Monday, November 10, 2008

Prolonged Adolesence

Collin Hansen writes in Christianity Today on the perennial adolescent:

"For whatever reason, adolescence appears to be the young man's default state, proving what anthropologists have discovered in cultures everywhere: it is marriage and children that turns boys into men," Hymowitz writes. "Now that the SYM [single young male] can put off family into the hazily distant future, he can—and will—try to stay a child-man."

Certainly this challenge requires a missionary response from our churches. If these men will not come and join our worship services, we must go and seek them. This imperative seems to inspire the current "missional" rage among evangelicals. Evangelistic appeals grounded in felt needs won't do the trick with these men. What good is this approach when we see no evidence that these young men feel the need to change? And if we adjust our beliefs and behaviors in order to attract these men, we run the risk of peddling the gospel and precluding God-given transformation."


In light of this, I would submit that all parents need to read Boys Adrift as it deals very poignantly with this issue.


(HT: Blog.Worship.Com)

5 comments:

Anonymous said...

So true. The church, and society by extension, have to give men the tools to become men. Society has largely failed at this, and the church hasn't done much better (and many things have attempted to fill the void: sports, addictions, lust, arrested development, etc.)

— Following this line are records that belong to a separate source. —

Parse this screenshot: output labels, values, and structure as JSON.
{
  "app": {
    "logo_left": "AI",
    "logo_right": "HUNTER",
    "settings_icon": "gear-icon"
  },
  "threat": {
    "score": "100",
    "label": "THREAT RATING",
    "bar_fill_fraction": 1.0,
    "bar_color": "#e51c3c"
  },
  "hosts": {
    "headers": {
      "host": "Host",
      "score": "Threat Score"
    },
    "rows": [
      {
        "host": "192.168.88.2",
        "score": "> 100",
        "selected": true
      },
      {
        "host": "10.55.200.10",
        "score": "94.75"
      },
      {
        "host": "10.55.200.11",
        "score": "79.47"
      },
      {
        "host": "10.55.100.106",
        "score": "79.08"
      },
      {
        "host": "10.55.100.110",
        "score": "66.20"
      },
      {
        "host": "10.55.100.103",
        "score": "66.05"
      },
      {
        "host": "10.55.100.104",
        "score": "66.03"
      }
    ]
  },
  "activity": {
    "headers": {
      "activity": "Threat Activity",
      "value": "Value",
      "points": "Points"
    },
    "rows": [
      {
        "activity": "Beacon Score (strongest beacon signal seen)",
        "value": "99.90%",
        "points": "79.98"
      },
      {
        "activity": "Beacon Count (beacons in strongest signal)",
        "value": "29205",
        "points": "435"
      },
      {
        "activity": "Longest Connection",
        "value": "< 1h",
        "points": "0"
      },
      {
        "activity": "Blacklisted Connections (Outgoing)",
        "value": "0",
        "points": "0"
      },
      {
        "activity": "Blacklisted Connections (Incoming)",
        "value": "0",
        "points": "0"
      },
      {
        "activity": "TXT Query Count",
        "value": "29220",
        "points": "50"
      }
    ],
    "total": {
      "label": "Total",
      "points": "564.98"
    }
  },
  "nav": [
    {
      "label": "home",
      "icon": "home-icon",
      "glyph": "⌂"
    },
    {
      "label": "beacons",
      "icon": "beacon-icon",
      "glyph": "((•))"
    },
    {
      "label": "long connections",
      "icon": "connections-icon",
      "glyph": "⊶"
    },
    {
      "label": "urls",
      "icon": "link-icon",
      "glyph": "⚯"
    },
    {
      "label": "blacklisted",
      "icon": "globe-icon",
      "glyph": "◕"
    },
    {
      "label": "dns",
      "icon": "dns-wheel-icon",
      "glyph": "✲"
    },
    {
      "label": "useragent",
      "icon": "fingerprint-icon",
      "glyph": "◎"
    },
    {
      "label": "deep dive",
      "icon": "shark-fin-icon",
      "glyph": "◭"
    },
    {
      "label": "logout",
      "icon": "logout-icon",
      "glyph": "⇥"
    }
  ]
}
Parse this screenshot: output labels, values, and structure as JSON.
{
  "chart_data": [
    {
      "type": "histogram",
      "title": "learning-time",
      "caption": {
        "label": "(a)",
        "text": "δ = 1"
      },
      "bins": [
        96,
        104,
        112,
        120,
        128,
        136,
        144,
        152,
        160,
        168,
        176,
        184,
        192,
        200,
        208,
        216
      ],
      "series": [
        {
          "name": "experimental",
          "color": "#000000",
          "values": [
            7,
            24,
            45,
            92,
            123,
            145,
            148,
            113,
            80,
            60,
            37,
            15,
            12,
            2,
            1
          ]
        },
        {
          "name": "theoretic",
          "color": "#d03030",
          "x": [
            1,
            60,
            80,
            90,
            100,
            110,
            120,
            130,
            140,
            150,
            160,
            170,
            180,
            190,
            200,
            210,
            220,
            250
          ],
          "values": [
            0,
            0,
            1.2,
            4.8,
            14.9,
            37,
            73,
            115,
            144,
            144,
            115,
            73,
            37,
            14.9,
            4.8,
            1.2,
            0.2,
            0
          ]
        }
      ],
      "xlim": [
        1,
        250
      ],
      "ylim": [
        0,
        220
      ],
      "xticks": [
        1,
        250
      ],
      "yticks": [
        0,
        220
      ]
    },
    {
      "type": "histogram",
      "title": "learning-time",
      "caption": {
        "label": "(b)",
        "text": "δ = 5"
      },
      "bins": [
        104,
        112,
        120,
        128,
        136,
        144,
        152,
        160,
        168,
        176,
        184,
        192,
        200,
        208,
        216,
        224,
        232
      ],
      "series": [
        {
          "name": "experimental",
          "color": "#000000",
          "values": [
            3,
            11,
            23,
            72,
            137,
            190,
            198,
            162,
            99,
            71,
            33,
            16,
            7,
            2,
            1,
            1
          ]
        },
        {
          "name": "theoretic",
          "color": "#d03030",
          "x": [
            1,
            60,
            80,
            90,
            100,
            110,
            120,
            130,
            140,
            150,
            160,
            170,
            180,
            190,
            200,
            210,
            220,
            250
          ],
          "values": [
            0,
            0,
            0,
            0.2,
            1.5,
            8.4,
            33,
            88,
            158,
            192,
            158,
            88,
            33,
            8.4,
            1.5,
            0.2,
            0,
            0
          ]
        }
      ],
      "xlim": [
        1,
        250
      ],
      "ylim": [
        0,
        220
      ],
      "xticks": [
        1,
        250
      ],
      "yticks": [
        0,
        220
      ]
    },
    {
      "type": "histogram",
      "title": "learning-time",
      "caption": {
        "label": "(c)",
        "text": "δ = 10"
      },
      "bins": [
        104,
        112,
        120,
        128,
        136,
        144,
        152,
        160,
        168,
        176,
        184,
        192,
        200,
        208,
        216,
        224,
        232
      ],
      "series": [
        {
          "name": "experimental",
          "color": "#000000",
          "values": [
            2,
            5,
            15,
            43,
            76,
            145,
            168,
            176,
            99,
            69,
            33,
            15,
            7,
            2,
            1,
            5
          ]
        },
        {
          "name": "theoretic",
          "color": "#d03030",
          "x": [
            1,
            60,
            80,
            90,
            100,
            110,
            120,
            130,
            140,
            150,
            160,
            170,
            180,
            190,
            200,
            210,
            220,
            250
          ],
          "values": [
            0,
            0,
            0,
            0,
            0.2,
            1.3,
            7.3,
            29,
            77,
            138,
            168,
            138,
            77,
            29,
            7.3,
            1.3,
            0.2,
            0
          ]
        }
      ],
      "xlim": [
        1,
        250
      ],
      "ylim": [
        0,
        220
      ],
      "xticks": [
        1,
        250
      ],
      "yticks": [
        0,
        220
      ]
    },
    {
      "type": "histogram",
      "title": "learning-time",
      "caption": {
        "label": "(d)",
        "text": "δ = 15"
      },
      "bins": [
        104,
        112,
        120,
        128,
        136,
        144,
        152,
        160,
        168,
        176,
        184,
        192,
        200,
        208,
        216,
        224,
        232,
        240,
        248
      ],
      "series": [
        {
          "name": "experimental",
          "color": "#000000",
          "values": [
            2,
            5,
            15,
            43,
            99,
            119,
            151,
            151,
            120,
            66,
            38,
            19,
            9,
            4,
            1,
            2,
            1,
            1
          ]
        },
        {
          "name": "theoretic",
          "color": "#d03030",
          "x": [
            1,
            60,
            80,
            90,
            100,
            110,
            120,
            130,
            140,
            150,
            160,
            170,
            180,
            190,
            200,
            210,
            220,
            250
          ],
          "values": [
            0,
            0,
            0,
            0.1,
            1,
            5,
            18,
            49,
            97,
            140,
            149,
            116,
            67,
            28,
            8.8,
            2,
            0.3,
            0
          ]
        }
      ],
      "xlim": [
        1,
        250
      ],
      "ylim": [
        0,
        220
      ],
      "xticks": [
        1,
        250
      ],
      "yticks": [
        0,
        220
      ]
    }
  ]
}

It seems that, like what we consider "primitive" societies, we must somehow embrace initiation again. There must be a rite of passage, a symbolic death and rebirth. It used to be baptism; now baptism has become more of a casually and casually forgotten statement.

Hmm, discuss.

Anonymous said...

This is a hard issue. I don't know that there is any one solution. Obviously, for many of the young men that fit the descriptions in this article, *conversion* would be the starting point to solve their problems!

Even in the church though, many men in their twenties and thirties still talk and act like teenagers-- and sadly, this is also true for some women of the same ages. The church has come a long way from the Puritans (who certainly didn't do everything right, by a long shot!). However, they were very Biblically wise on many issues. They didn't *delay* marriage, but actually married, from what I understand, in their late teens or early twenties, at the latest. This was the norm, not just in a "societal, cultural" way, but because they saw marriage as a *gift* of God that was not to be refused for an unduly long period of time.

Of course, the societal track of "high school-college-graduate school-job" makes it much harder for many people to marry as young as the Puritans did. How sad, I think-- how wonderful it would be as a young Christian man or woman to essentially live out the great majority of one's life with *one* companion. At most, I might have fifty years with a wife, and that is if I get married in the new few years....

For the Puritans, part of the gift of marriage was having children, because they understood that sexual intercourse between a man and a woman was specifically *designed by God* to at least have the *possibility* of resulting in a child. How different is this Biblical view of marriage and parenthood from that of the world, or even that of many Christians in these times?? The undeniable fact is, children are almost always described as "blessings" in the Bible, not as "options" or "inconveniences." The Puritans knew that the longer one waits to marry, the less possibility there will be of having children. If only more Christians today had such a Biblical view of all things, including marriage and parenthood!

I myself am 35 years old and not yet married-- but I am *not* at peace with it (in the sense of being complacent about it-- I do want to be content, in the Biblical sense, with wherever God has me). I was only saved at the age of 29, and I have made many mistakes in my life, due to not having a Biblical view of manhood and womanhood (at least until the last few years). "Better late than never," I tell myself, but I still have *much* regret for what I look back and see were lost years-- in more ways than one.

Anonymous said...

I meant to write, "if I get married in the *next* few years..."

Anonymous said...

this is definitely true. there is very little serious growing up being done in the years from highschool until age 30. but the parents are to blame for allowing it and contributing to it. my sister in law has access to all of her "20s" age kids' bank accounts, gives them money and buys them groceries. in the 40s and 50s didn't kids who were old enough to work (12 and up) get jobs, do chores, and contribute in some way to the family? most kids these days do not.

Jason Kanz said...

Heather and I mentor a singles group at church and this is a poignant issue. It appears that the women get stuck in relational issues and men get stuck in continuing to act as boys. They are now boys who have jobs, and therefore money, yet don't know what to do.